Zinc binding of Tim10: Evidence for existence of an unstructured binding intermediate for a zinc finger protein

Zinc-finger proteins are among the most abundant proteins in eukaryotic genomes. Tim10 and all the small Tim proteins of the mitochondrial intermembrane space contain a consensus twin CX3C zinc-finger motif. Zn 2+ can bind to the reduced Tim10, but not disulphide bonded (oxidized) protein. However, the zinc-binding reaction of Tim10 and of zinc-finger proteins, in general, is ill-defined. In this study, the thermodynamic and kinetic properties of zinc-binding to reduced Tim10 were investigated using circular dichroism (CD), fluorescence spectrometry, and stopped-flow fluorescence techniques. At equilibrium, coupled with the use of protein fluorescence and metal chelators, the zinc-binding affinity was determined for Tim10 to be about 8 × 10-10M. Then, far UV CD was used to investigate the secondary structure change upon zinc-binding of the same set of protein samples at various free Zn2+ concentrations. Comparison between the results of CD and fluorescence studies showed that the zinc-binding reaction is not a simple one-step process. It involves formation of a binding intermediate that is structurally as unfolded as the apoTim10; subsequently, a degree of folding is induced at increased zinc concentrations in the final complex. Next, the stopped-flow fluorescence technique was used to investigate the kinetic process of the binding reaction. Data analysis shows that the reaction has a single kinetic phase at a low free Zn2+ concentration (∼1 nM), and a double kinetic phase at a high free Zn 2+ concentration.

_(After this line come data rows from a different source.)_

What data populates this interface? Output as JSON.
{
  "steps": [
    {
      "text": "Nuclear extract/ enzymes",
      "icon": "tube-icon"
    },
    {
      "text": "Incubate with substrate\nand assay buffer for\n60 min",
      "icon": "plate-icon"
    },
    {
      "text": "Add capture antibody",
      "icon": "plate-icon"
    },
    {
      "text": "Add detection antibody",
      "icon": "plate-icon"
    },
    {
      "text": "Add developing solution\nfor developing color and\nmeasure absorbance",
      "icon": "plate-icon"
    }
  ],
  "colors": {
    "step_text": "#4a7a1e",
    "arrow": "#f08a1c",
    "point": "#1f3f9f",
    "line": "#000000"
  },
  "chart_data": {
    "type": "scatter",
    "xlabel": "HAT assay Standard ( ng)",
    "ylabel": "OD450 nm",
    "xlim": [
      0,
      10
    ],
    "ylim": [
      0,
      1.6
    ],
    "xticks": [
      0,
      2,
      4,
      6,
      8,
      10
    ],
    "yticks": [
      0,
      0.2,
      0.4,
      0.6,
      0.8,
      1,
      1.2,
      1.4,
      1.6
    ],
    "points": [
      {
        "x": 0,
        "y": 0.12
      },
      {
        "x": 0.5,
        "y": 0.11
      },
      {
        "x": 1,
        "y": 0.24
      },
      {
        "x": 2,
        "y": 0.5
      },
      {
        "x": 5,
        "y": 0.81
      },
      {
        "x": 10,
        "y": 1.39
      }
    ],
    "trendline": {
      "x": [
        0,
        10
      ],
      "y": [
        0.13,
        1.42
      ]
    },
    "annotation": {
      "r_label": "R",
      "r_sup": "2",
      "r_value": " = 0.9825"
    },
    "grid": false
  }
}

The kinetic result is consistent with that of the studies at equilibrium. Therefore, a two-step reaction model mechanism is proposed, in which zinc-binding is regulated by the initial selective-binding of Zn2+ to Cys followed by folding. Implication of the two-step zinc-binding mechanism for Zn2+ trafficking in the cell is discussed. © 2007 Wiley-Liss, Inc.